Technical Projects
Types of accidents in Victoria Neighbourhood
The application was built in R shiny. HTML was also integrated with the shiny app to build a better visualization. Leaflets library was used to visualize the maps and find the correlation between the accidents and house types. Different types of graphs were created to contribute to the analysis of the accidents. For instance, a Stacked bar chart was plotted to understand the number of accidents in the Suburbs.
Analyze the egg Depositions of the Lake Huron Bloasters
Converted the data frame into time series data using R. SARIMA models were built to find best model specification ACF/PACF plots BIC and EACF plots were plotted and analyzed. Estimated the model parameters and significance tests using LSE and/or MLE. The best fit model was selected and forecasted the values for the upcoming 5 years.
Analyzing and Tracking the sentiment and topics on Social Media
Connected with twitter was established by Tweepy API and fetched around 10k tweets over one week. The tweets were then cleaned and then normalized and tokenized to find the sentiment of the words/sentences. The trend of the Oneplus was found by the hashtags which were visualized to find the interesting findings. Implemented Topic modeling to find the relevant topics discussed in the tweets. Performed sentiment analysis on the tweets using the Vader sentiment.
Performance Comparison of Map-Reduce Algorithm
Analyzed two big datasets Common Crawl and Amazon Review from AWS S3 bucket. Established a connection with the jump host and accessed the AWS EMR Master. Analyzed the Performance with boosting the clusters, changing the data sizes among the datasets, changing the number of mappers and reducers.
Predicting the revenue decline for Portuguese Banking institution(Kaggle Project)
Using Jupyter Notebook the Portuguese Banking dataset was loaded from Kaggle. Data Exploration was done in Tableau to find interesting insights. KNN and Random Forest Machine learning models were built to predict the decline in the revenue in the institution.
Deconstruct-Reconstruct-Web-Report using Python
The visualisation has multiple issues that you can fix or improve. These issues can relate to one or more of the following: Ethical issues Issues with data integrity Perceptual or colour issues The data visualisation is based on real data and includes variables that are sufficient to produce an interesting data visualisation.
DataExploration-with-Automobile dataset using Python
Libraries such as Pandas, Numpy, Matplotlib are imported for ease use of data structures and data analysis in python.Data set is imported into the jupyter notebook in order to analyse and give good insights into the data. It is imported with function “read_csv” with a separator of “#” and giving the corresponding column names.
Titanic-Survival-using-Logistic-Regression
The sinking of the Titanic on April 15th, 1912 is one of the most tragic tragedies in history. The Titanic sank after colliding with an iceberg, killing 1502 out of 2224 passengers. The numbers of survivors were low due to the lack of lifeboats for all passengers and crew. Some passengers were more likely to survive than others, such as women, children, and upper-class.

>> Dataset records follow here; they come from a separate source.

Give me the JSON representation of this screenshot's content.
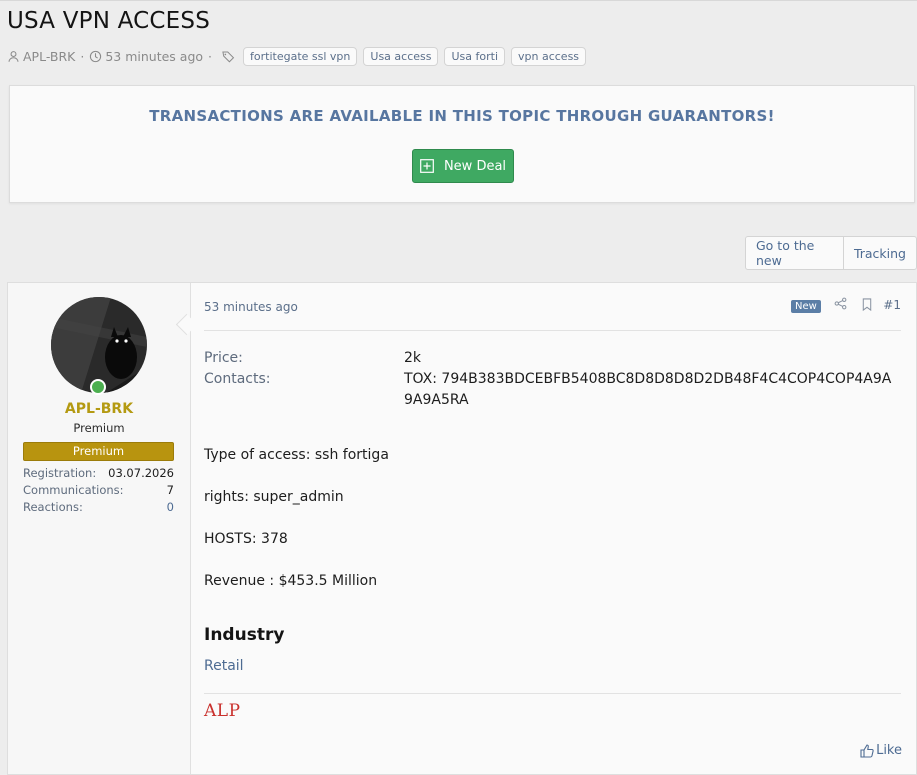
{
  "thread": {
    "title": "USA VPN ACCESS",
    "author": "APL-BRK",
    "time": "53 minutes ago",
    "tags": [
      "fortitegate ssl vpn",
      "Usa access",
      "Usa forti",
      "vpn access"
    ]
  },
  "notice": {
    "text": "TRANSACTIONS ARE AVAILABLE IN THIS TOPIC THROUGH GUARANTORS!",
    "button": "New Deal"
  },
  "nav": {
    "go_new": "Go to the new",
    "tracking": "Tracking"
  },
  "user": {
    "name": "APL-BRK",
    "title": "Premium",
    "banner": "Premium",
    "stats": [
      {
        "label": "Registration:",
        "value": "03.07.2026"
      },
      {
        "label": "Communications:",
        "value": "7"
      },
      {
        "label": "Reactions:",
        "value": "0"
      }
    ]
  },
  "post": {
    "time": "53 minutes ago",
    "badge": "New",
    "number": "#1",
    "fields": [
      {
        "label": "Price:",
        "value": "2k"
      },
      {
        "label": "Contacts:",
        "value": "TOX: 794B383BDCEBFB5408BC8D8D8D8D2DB48F4C4COP4COP4A9A9A9A5RA"
      }
    ],
    "body": [
      "Type of access: ssh fortiga",
      "rights: super_admin",
      "HOSTS: 378",
      "Revenue : $453.5 Million"
    ],
    "industry_heading": "Industry",
    "industry_value": "Retail",
    "signature": "ALP",
    "like": "Like"
  },
  "colors": {
    "accent": "#5776a0",
    "link": "#4d6b92",
    "deal_button": "#3fa962",
    "premium_gold": "#b8940f",
    "signature_red": "#c9302c",
    "online_green": "#4caf50"
  }
}
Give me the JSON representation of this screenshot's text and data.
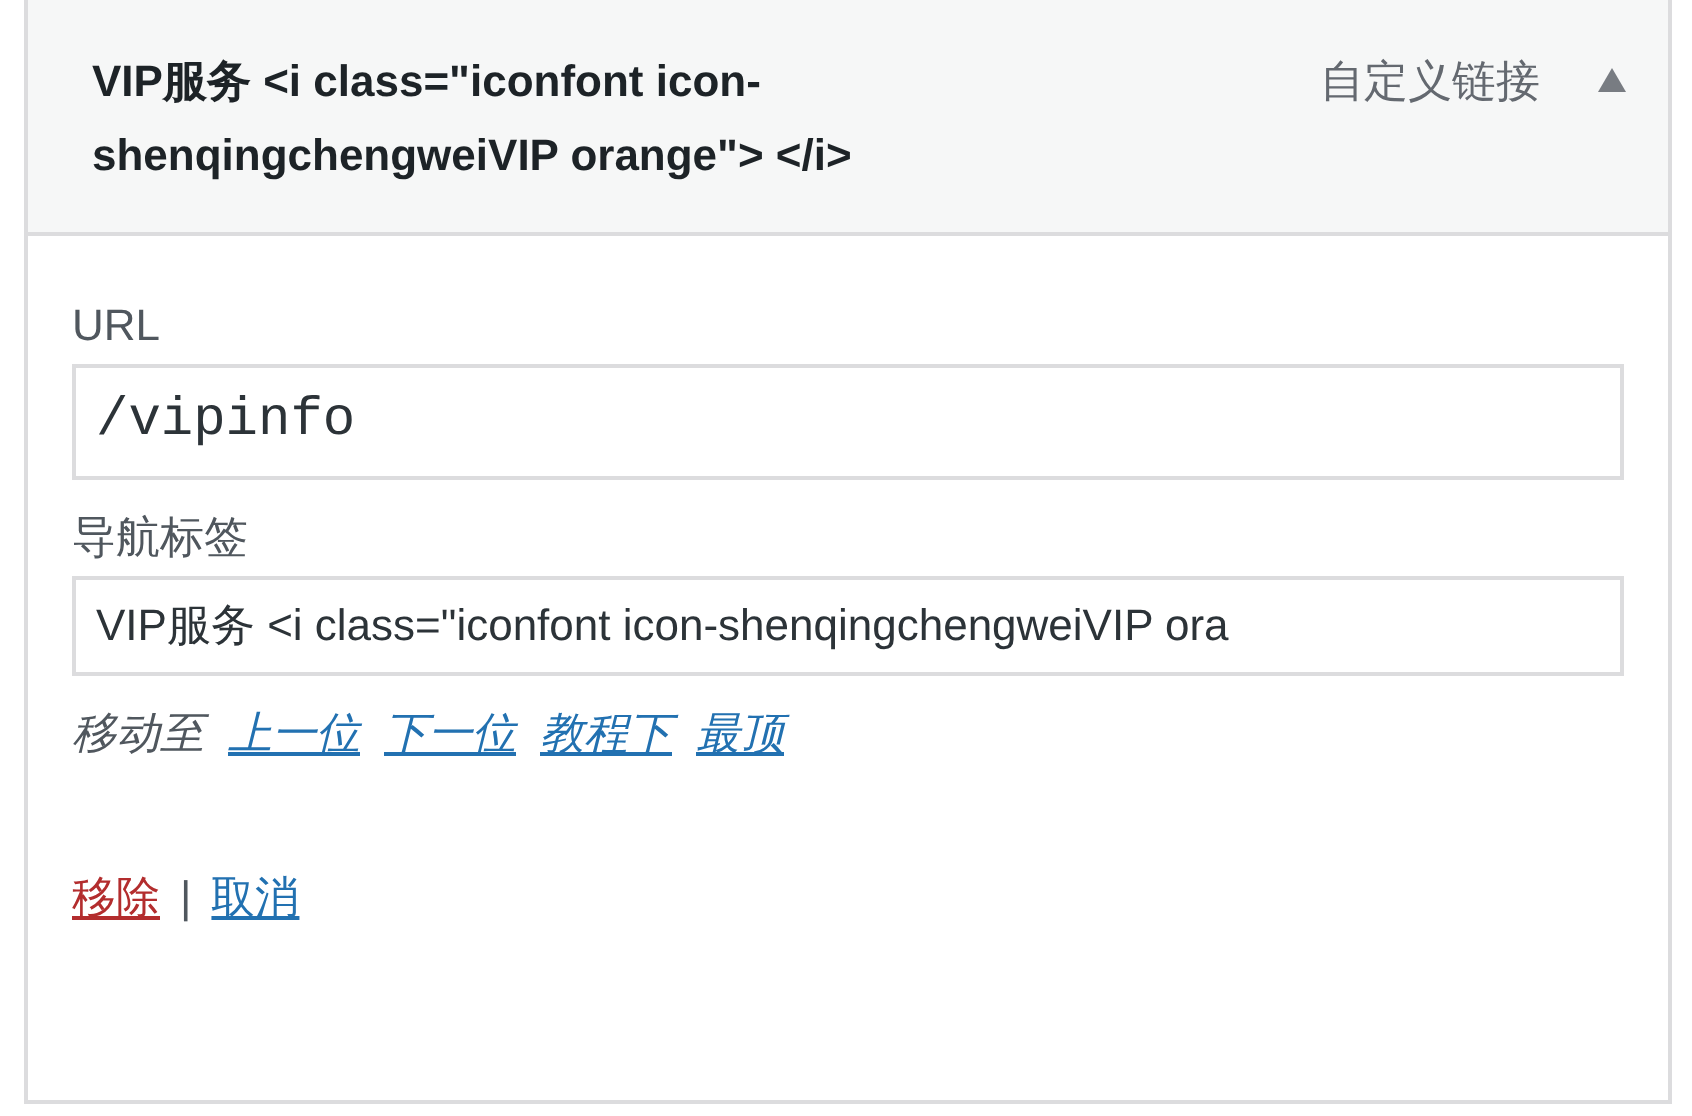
{
  "header": {
    "title": "VIP服务 <i class=\"iconfont icon-shenqingchengweiVIP orange\"> </i>",
    "type_label": "自定义链接",
    "expanded": true
  },
  "fields": [
    {
      "label": "URL",
      "value": "/vipinfo",
      "kind": "mono"
    },
    {
      "label": "导航标签",
      "value": "VIP服务 <i class=\"iconfont icon-shenqingchengweiVIP ora",
      "kind": "text"
    }
  ],
  "move": {
    "label": "移动至",
    "links": [
      "上一位",
      "下一位",
      "教程下",
      "最顶"
    ]
  },
  "actions": [
    {
      "label": "移除",
      "kind": "delete"
    },
    {
      "label": "|",
      "kind": "separator"
    },
    {
      "label": "取消",
      "kind": "cancel"
    }
  ]
}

Predicting-Loan-status using Python
Insurance stream is one of the largest use of data analytics method when compared to other fields. This domain gives the challenging part of working on the data from the insurance company. This is the classification dataset, which mainly depends on the type of strategies used, and variable that plays an important role in the target variable.
Forecasting-on-the-Penguin-arrival-in-Auckland in R
The purpose of this project to analyse the penguin arrival in Auckland, New Zealand, and forecast the arrival for the next two years. To find the existence of seasonality trend/ pattern if any and to predict their future pattern/ trend according to the analysis conducted on the data.
Forecasting-ozone-Layer-thickness using R
The sun emits UV radiation and ozone layer protects the earth from it. The thickness of the ozone layer is calculated in the Dobson Unit. The data contains the thickness of the ozone layer from the year 1927 to 2016, where the negative value implies the decrease in the ozone thickness layer and vice versa for the positive value.
Apple-vs-Samsung-with-higher-customer-satisfaction using Python
Every business in the world, relies on clients as their source of making profits. Customer satisfaction is one of the most important criteria that any business would like to excel in. Our primary focus, in this project, is to see whether Apple or Samsung, despite the brand value held, is successful in retaining the customers' trust and satisfaction.